It's becoming more and more common for older adults to continue working past the traditional retirement age. In fact, around 49% of baby boomers say they expect to keep working past age 70 or never retire at all, according to a 2023 report from the Transamerica Center for Retirement Studies.

If you file for Social Security and continue to work, it could affect your benefits. Your payments could be reduced by hundreds of dollars per month, and in some cases, they may be withheld altogether. Here's what you need to know.

Person sitting inside with a serious expression.

Image source: Getty Images.

How working affects your Social Security

When you're receiving benefits while also earning income from a job, your wages are subject to something called the "retirement earnings test."

The earnings test is essentially an income limit that will determine how much, if any, of your benefits will be withheld due to your earnings. This limit changes from year to year to account for cost-of-living changes, and there are two different limits depending on your age.

First, you'll need to know your full retirement age (FRA). Your FRA depends on your birth year, but it's between ages 66 and 67 for everyone.

Social Security full retirement age chart.

Image source: The Motley Fool.

If you won't be reaching your FRA in 2023, your earnings test limit is $21,240 per year. For every $2 you earn above that limit, your benefits will be reduced by $1. 

If you will reach your FRA this year, your income is subject to a different limit of $56,520 per year. With this limit, your benefits will be reduced by $1 for every $3 you earn above the cap.
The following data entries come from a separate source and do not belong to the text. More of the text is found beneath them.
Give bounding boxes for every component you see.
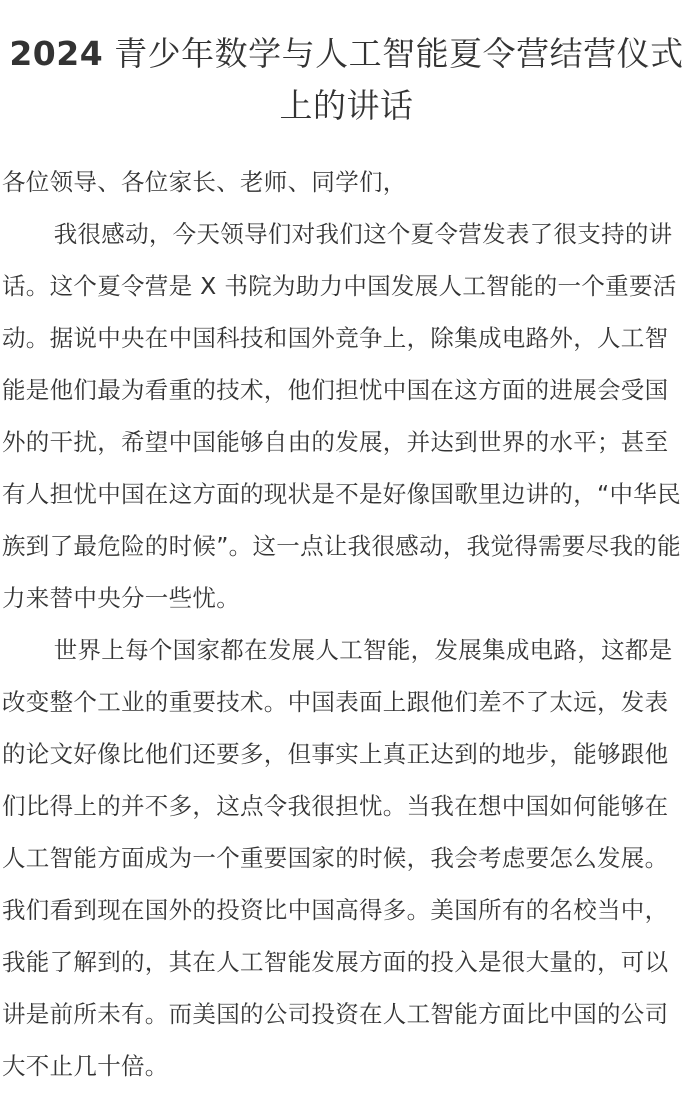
- document-body: [2, 156, 690, 1092]
- title-year: 2024: [9, 34, 104, 73]
- paragraph-2: 世界上每个国家都在发展人工智能，发展集成电路，这都是改变整个工业的重要技术。中国表面上跟他们差不了太远，发表的论文好像比他们还要多，但事实上真正达到的地步，能够跟他们比得上的并不多，这点令我很担忧。当我在想中国如何能够在人工智能方面成为一个重要国家的时候，我会考虑要怎么发展。我们看到现在国外的投资比中国高得多。美国所有的名校当中，我能了解到的，其在人工智能发展方面的投入是很大量的，可以讲是前所未有。而美国的公司投资在人工智能方面比中国的公司大不止几十倍。: [2, 636, 673, 1080]
- greeting-line: 各位领导、各位家长、老师、同学们，: [2, 168, 407, 196]
- document-title: [7, 28, 687, 132]
- title-text: 青少年数学与人工智能夏令营结营仪式上的讲话: [103, 34, 684, 125]
- paragraph-1: 我很感动，今天领导们对我们这个夏令营发表了很支持的讲话。这个夏令营是 X 书院为助力中国发展人工智能的一个重要活动。据说中央在中国科技和国外竞争上，除集成电路外，人工智能是他们最为看重的技术，他们担忧中国在这方面的进展会受国外的干扰，希望中国能够自由的发展，并达到世界的水平；甚至有人担忧中国在这方面的现状是不是好像国歌里边讲的，“中华民族到了最危险的时候”。这一点让我很感动，我觉得需要尽我的能力来替中央分一些忧。: [2, 220, 681, 612]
So, for example, say you're 65 years old with an FRA of 67, and you're earning $40,000 per year from your job. In this case, you won't reach your FRA this year, so you're subject to the $21,240 annual limit. Your income is $18,760 over that limit, so your benefits would be reduced by $9,380 per year -- or roughly $782 per month.

The good and bad news

The bad news about working while on Social Security is that, depending on your income, you could receive far less per month than expected.

Many older adults choose to continue working after taking Social Security for financial reasons. If your benefits are slashed by hundreds of dollars per month, that could make it even harder to make ends meet.

The good news, though, is that these reductions are only temporary. Your income is only subject to the earnings test in the years and months leading up to your FRA. Once you reach your FRA, the Social Security Administration will recalculate your benefit amount to account for the money that was withheld due to your income.

After your FRA, the earnings test will not apply. In other words, your benefits will not be reduced regardless of how much you're earning from your job.

Social Security can be confusing at times, and the earnings test limit is no exception. But if you're expecting to work after taking benefits, knowing how your income will affect your monthly payments can help you avoid any surprises in retirement.